Prolog

264 13 0
                                    

"Baiklah, kau mulai bisa melakukannya, ini bagus, jangan berkecil hati seperti itu."

"Tapi ini masih belum bagus Bu.."

"Tidak ada yang dapat hasil bagus saat percobaan pertama, kau harus gagal dulu, lalu belajar dan belajar sampai hasilnya bagus. Lihat kan? Ini sudah jauh lebih bagus daripada sebelumnya. Wah, bahkan Ibu mulai mempertimbangkan untuk meletakkannya di museum." ucap Irene menyemangati putranya.

"Itu Ayah!" Soobin berlari menuju pintu depan saat mendengar suara gerbang.
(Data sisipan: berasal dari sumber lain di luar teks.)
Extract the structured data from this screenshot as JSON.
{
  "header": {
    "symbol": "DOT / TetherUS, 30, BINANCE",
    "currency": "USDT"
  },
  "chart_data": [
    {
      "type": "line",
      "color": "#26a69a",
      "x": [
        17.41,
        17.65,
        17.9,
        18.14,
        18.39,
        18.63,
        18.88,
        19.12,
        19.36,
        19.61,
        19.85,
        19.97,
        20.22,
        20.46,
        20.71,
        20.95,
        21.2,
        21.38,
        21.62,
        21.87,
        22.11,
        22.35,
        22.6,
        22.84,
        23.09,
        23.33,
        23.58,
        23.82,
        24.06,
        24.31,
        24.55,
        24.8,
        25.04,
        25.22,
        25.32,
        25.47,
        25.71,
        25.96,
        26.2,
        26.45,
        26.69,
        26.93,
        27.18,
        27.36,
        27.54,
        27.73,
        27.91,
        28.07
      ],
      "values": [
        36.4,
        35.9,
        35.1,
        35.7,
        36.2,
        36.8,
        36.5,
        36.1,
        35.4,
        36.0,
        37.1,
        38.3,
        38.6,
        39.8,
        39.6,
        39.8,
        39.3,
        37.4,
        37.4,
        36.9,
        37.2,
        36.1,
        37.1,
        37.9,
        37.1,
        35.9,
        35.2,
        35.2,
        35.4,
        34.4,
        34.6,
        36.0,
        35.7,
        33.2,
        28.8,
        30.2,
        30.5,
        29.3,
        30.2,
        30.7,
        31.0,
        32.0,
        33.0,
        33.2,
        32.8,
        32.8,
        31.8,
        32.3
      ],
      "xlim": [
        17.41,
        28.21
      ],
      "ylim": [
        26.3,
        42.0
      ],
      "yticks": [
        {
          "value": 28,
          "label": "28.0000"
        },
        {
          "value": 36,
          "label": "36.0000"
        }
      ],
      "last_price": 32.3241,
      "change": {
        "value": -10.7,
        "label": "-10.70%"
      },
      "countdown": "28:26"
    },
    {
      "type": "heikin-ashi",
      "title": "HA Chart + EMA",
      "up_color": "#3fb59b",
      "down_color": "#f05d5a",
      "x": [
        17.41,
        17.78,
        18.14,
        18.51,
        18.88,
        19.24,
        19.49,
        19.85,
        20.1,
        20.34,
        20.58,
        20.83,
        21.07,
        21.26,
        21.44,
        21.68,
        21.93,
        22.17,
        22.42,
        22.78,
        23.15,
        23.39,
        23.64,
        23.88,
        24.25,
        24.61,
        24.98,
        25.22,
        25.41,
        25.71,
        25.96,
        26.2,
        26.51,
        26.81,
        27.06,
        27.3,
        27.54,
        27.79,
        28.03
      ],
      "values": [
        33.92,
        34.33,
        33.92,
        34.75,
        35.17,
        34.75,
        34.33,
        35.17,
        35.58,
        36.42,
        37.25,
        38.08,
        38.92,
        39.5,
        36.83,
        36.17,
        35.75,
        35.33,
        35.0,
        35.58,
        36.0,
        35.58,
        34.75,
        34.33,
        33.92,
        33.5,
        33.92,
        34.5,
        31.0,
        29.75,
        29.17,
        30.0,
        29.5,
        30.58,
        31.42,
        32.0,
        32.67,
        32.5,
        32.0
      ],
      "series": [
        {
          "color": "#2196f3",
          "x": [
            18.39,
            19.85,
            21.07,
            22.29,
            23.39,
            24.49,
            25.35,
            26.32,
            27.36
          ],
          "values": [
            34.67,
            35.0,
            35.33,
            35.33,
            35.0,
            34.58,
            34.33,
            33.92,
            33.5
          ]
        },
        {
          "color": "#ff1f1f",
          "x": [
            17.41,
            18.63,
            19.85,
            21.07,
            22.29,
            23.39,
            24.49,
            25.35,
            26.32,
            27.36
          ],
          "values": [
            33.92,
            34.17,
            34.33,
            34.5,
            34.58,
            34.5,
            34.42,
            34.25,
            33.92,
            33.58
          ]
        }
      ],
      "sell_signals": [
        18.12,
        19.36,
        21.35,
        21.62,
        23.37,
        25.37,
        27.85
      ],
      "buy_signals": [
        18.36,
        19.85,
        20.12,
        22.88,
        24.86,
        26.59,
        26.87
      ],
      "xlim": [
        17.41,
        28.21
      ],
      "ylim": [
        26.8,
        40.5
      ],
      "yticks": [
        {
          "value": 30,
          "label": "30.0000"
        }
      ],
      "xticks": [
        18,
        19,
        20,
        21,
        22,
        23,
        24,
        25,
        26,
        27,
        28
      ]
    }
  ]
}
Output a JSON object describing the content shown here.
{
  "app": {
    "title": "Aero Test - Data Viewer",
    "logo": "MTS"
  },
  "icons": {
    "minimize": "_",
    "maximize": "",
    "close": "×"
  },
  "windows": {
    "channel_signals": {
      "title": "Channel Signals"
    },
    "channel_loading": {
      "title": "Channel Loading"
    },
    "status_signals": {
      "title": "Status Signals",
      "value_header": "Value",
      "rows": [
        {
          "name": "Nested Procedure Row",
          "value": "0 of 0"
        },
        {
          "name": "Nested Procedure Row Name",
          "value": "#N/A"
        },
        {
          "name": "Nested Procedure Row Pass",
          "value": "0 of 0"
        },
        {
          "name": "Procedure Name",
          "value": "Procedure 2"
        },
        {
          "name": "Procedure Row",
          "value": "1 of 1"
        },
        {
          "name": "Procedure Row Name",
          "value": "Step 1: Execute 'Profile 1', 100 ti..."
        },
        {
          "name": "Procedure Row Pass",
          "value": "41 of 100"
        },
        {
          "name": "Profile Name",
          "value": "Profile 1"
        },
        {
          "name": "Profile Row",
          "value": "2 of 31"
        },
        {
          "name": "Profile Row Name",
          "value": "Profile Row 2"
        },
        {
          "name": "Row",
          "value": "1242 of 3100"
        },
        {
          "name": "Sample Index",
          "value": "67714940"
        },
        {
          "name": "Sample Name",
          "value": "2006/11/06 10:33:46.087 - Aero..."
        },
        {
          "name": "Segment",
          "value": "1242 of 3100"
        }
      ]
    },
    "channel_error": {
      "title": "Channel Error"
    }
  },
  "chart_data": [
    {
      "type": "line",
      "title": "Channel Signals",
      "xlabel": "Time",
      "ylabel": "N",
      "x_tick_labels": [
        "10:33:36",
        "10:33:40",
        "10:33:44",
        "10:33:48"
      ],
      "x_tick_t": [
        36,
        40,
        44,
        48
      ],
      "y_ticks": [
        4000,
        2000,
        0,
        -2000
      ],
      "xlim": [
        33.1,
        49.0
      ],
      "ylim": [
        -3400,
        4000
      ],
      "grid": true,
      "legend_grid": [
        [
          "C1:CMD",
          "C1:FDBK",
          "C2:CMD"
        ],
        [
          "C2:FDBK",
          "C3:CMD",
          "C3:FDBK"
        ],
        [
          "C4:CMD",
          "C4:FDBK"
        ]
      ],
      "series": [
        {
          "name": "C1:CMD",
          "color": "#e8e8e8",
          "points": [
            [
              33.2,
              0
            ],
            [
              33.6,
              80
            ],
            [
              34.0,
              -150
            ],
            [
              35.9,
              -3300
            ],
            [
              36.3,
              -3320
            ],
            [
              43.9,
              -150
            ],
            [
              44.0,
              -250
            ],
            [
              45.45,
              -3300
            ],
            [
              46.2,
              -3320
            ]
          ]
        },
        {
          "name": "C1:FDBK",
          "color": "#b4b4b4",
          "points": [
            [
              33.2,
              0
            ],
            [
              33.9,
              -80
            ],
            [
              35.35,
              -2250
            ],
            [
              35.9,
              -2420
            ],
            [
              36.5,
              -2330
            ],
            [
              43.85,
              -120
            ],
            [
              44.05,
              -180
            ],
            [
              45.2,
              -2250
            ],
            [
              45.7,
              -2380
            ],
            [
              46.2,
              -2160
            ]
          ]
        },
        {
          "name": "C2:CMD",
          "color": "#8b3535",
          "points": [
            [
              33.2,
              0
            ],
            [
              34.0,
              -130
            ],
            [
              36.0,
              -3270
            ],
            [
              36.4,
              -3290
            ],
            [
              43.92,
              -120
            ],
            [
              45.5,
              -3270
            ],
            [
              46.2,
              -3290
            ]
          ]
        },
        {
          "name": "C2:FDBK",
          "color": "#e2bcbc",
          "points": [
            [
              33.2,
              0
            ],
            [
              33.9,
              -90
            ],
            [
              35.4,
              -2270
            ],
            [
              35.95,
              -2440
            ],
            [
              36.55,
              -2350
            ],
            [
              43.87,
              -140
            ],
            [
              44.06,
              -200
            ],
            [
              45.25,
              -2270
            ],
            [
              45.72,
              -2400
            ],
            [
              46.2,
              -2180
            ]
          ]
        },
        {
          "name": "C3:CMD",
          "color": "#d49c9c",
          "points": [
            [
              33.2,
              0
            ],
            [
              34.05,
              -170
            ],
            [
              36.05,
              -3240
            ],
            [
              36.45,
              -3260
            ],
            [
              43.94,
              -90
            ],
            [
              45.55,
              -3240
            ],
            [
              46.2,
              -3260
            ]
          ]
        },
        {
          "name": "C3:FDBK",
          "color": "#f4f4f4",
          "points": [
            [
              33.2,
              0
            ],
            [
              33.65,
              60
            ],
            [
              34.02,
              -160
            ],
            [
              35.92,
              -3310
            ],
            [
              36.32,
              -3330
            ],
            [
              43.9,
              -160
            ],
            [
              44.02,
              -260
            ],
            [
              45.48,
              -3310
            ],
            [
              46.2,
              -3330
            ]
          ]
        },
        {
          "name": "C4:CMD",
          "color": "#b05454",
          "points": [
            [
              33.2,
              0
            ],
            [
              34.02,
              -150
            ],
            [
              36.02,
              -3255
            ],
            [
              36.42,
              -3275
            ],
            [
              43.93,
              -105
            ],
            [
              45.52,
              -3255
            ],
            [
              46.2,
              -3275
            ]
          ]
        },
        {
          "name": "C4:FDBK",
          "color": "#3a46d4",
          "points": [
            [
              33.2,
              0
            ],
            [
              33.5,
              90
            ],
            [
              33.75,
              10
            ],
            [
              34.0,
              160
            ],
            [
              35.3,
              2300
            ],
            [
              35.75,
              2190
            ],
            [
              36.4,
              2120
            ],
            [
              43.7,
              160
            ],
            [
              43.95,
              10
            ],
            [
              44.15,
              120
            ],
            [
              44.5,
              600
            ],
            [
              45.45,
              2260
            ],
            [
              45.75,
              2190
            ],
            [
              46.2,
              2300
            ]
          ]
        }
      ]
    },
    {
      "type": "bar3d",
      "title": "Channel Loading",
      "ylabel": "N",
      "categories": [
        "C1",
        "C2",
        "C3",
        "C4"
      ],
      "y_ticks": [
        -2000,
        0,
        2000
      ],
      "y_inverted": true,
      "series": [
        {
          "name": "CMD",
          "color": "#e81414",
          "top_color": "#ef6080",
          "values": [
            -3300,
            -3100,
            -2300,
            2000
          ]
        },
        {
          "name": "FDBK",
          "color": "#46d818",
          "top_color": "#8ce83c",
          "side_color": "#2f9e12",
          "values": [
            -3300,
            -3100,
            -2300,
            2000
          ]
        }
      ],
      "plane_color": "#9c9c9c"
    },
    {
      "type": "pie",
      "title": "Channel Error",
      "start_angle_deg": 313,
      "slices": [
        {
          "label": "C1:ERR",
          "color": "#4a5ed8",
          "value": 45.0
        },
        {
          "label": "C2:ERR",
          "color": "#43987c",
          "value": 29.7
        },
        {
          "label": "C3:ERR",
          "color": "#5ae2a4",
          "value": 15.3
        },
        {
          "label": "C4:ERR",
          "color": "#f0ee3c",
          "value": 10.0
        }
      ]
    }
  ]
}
Irene tersenyum kecil dan menyusul Soobin.

"Ayah!!" Soobin memeluk ayahnya.

"Hei, hei! Kenapa ini semangat sekali."

"Tidak ada apa - apa, aku hanya tidak sabar mau makan malam." ucap Soobin.

"Wah, baik, baik. Ayah mandi dulu."

"Aku bawakan!"

"Baik." Seokjin menyerahkan tasnya dan Soobin berlari ke dalam rumah.

"Kenapa dia?" tanya Seokjin.

"Entahlah aku juga tidak tahu, mungkin dia hanya merindukanmu." balas Irene sembari berjalan mengiringi Seokjin masuk ke dalam rumah.

"Lalu bagaimana denganmu? Kau tak merindukanku?"

"Tentu saja.."

"Kau tak terlihat seperti kau merindukanku?"

"Aku harus apa?"

"Entahlah. Apa menurutmu?" Seokjin mendekat ke Irene. Irene tertawa singkat. Ia mendorong Seokjin pelan.

"Pergilah mandi dulu." ucap Irene.

"Baiklah." Seokjin tertawa. Tawa Seokjin membuat Irene merasa hangat.

Sudah bertahun-tahun sejak ingatan terakhir Irene soal keluarga kecilnya yang sempurna. Kini semuanya jauh berbeda.

Sekarang, Ia harus membagi suaminya dengan seorang perempuan lain.